5 New Green Tea Studies

  1. The major polyphenol in Green Tea, EGCG, dramatically suppressed the experimental induction of autoimmune encephalomyelitis (experimentally induced animal Multiple Sclerosis). Also, after the experimental version of MS was initiated, EGCG limited brain inflammation, and brain nerve damage, reducing clinical severity. In living brain tissue EGCG directly blocked the formation of neurotoxic free radicals. EGCG inhibited immune cells from causing inflammation and destruction in human myelin tissue. EGCG may open up a new therapeutic avenue for young, disabled adults with inflammatory brain disease by combining on one hand, anti-inflammatory, and on the other hand, neuroprotective capacities. Institute of Neuroimmunology, Neuroscience Research Center, Charite, Berlin, and Published in the November 2004 issue of The Journal of Immunology.
  2. Green Teas major polyphenol, EGCG was added to human leukemia cells (HL-60 cells). EGCG causes the death of these leukemia cells. To see how EGCG regulates the death of these cells a DNA study was performed. EGCG affected 97 genes out of a possible 8398. Some genes were stimulated by EGCG (39 genes) and some genes were inhibited 58 genes), showing that EGCG's ability to destroy these leukemia cells is a progressive transformation process regulated by a variety of genes (it is very complex). Tea and Health laboratory, Central-South University Xiangya School of Medicine, Hunan, China and is published in the November 22nd, 2004 issue of the journal Mutation Research.
  3. Activation of immune cells in the brain and spine (microglial cells) is a pivotal step in several neurodegenerative disorders including Parkinson's disease and Alzheimer's disease. EGCG inhibits the activation of these cells and inhibits the formation of chemicals that trigger destruction of central nervous system tissue. Additionally, EGCG protected dopaminergic receptor sites from damage (the sites damaged in Parkinson's disease). The study is published in the October 11th, 2004 issue of the Journal of Neuroscience Research.

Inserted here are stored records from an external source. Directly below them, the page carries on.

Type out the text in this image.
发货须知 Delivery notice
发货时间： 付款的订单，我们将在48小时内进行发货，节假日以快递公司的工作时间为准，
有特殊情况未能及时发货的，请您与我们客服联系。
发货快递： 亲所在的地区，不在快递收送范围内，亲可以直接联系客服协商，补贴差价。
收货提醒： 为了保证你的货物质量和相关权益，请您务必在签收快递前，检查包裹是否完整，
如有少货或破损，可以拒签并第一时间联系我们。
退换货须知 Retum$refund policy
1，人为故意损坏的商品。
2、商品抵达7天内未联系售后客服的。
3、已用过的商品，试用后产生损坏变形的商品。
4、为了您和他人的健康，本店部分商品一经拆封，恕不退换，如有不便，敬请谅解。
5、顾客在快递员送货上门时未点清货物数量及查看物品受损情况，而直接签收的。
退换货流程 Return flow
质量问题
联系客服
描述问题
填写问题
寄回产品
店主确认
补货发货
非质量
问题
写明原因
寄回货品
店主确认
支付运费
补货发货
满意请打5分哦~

  4. After a heart attack, when blood starts to rush back into the heart, massive heart muscle tissue damage takes place, this is called ischemic reperfusion injury. Male rats were subjected to 30 minutes of myocardial ischemia (lack of blood flow and oxygen to the heart as in a heart attack), then subjected to up to 2 hours of reperfusion. At the end of ischemia, and throughout reperfusion, rats were treated with either EGCG or placebo. In placebo treated rats there was extensive infiltration of immune cells into the heart muscle, with heart inflammation and extensive heart injury. In the rats treated with EGCG (from Green tea) there was reduced inflammation and immune activity in the heart and reduced damage to the heart muscle. The results of this study suggests that EGCG is useful for preventing the damage to the heart caused by a heart attack. Department of Pediatrics, Division of Critical Care Medicine, Cincinnati Children's Hospital Medical Center and College of Medicine, University of Cincinnati, and published in the January-June 2004 issue of the journal Molecular Medicine.
  5. Tamoxifen is a chemotherapeutic drug used to decrease the risk of breast cancer in high risk women, and used to treat existing breast cancer. High concentrations of the Green Tea catechin EGCG, inhibits the proliferation of many different cancer cell types. Low levels of EGCG was toxic to estrogen receptor positive breast cancer cells, and increased the effectiveness of tamoxifen in highly malignant estrogen receptor negative cells (MDA-MB=231 cells). From the Department of Pharmacology and Toxicology, University of Otago, Dunedin, New Zealand and published in the October 15th, 2004 issue of the journal Anticancer Drugs.